Aku tepiskan jauh-jauh.
Perempuan berkulit
kuning langsat itu menatapku. Mencoba menyunggingkan senyum, ketika bibirnya
yang bergetar terbuka
“Terimakasih Lala, Lala
sudah memberikan ruang buatku untuk curhat dan melepaskan segala sedih hati.
Terimakasih sudah mau menyayangi aku dan
anakku.” Menyusul dengan kata-kata seperti perpisahan.
Tak terasa air mataku
jatuh melihat Ami memeluk buah hatinya yang raganya sudah lemah dan tidak bisa
lagi menggendongnya seperti dulu.
“Aku sedih mendengar
kamu bicara seperti ini, bisikku, “salahkah?”
Ami hanya menggelengkan
kepalanya.
Tepat ketika dia berjuang
menghadapai sakitnya sakaratul maut, sempat berfikir…lebih baik mati saja.
Dengan begitu selesailah semua drama kehidupan.
Hari ini selesailah
semua seluruh skenarioNya.
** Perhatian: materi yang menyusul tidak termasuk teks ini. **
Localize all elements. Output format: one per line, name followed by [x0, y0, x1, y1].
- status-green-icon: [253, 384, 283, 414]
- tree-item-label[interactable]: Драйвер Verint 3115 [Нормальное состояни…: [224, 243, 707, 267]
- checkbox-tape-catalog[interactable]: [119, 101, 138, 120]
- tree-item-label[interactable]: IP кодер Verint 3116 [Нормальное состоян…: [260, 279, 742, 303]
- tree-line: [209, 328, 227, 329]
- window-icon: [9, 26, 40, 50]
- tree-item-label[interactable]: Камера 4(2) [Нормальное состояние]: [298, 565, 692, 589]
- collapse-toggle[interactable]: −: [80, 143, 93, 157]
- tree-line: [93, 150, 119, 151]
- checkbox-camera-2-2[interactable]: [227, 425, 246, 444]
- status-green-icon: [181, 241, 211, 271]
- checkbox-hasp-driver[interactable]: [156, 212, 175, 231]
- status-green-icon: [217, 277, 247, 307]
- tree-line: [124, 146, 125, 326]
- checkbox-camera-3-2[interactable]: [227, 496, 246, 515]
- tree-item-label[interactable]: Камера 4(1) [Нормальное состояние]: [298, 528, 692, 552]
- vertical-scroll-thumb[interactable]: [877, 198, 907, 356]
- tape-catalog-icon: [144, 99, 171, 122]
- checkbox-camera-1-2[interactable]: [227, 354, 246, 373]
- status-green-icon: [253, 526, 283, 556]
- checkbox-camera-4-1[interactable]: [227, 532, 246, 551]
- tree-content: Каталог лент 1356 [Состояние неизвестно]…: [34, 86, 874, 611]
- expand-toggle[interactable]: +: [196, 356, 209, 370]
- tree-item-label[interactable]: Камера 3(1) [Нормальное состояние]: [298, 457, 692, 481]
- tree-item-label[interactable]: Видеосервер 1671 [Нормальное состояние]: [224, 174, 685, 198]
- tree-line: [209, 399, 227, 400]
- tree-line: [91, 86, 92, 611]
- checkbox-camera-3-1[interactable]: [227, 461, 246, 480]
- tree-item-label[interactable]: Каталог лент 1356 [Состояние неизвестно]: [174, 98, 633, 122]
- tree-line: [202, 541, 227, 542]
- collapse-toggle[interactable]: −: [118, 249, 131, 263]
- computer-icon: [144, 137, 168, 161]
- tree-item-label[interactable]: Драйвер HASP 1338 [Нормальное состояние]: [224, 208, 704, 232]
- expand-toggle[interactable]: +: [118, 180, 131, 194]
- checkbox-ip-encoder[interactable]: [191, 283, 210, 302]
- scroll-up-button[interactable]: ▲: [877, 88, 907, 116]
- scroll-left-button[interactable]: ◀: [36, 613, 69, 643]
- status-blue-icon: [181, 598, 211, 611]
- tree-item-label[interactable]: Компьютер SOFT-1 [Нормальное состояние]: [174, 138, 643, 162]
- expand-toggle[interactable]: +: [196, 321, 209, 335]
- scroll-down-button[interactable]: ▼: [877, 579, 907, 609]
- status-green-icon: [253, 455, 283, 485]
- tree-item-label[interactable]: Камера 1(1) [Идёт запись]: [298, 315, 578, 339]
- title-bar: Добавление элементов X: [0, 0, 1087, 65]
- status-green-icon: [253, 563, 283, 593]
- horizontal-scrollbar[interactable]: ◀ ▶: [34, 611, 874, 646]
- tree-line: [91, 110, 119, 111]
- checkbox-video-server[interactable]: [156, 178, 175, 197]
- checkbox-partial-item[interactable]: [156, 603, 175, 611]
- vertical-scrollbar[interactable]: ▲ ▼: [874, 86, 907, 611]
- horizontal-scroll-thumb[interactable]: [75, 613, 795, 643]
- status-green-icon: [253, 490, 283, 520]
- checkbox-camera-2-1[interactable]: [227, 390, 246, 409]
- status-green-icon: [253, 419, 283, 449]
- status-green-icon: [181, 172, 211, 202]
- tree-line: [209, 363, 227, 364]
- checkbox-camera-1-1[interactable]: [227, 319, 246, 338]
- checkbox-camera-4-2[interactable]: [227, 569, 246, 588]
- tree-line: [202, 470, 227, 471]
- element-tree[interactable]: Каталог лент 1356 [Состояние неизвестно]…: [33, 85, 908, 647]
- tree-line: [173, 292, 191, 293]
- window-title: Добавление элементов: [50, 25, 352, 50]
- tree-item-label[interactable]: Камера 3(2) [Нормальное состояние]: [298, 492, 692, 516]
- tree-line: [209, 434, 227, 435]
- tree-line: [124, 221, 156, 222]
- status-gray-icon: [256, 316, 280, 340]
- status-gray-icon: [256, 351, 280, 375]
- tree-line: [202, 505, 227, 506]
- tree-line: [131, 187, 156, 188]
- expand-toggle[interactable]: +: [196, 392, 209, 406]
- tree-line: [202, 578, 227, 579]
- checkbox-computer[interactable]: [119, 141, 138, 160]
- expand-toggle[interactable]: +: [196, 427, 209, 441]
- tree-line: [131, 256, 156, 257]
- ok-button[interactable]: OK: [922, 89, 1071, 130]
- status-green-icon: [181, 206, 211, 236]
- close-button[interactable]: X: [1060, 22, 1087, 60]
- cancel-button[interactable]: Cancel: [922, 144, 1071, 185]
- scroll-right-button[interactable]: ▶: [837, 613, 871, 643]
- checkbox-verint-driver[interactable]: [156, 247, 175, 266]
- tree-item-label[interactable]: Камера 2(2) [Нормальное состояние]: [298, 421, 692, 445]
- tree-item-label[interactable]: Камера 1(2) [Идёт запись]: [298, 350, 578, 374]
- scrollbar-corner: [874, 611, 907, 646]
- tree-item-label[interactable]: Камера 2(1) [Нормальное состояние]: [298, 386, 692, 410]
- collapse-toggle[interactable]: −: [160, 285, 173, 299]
Ami meninggalkan keluarga kami. 2 tahun kukenal yang
diawali oleh rasa suka cita dan kebahagiaan berakhir dengan banjir air mata.
Luky pun
masih belum paham jika orangtuanya sudah tiada. Karena yang dibayangannyapun
tak kenal kesedihan yang dialami oleh ibunya. Masih ada orang yang menyayangi
Luky meskipun ibunya telah tiada. Aku pernah menyaksikan Ami menitip pesan
kepada Luky saat Luky masih berusia satu tahun agar sholat yang
rajin, belajar al qur`an yang baik. Semoga Luky kelak menjadi orang yang
berhasil di dunia maupun akhirat kelak.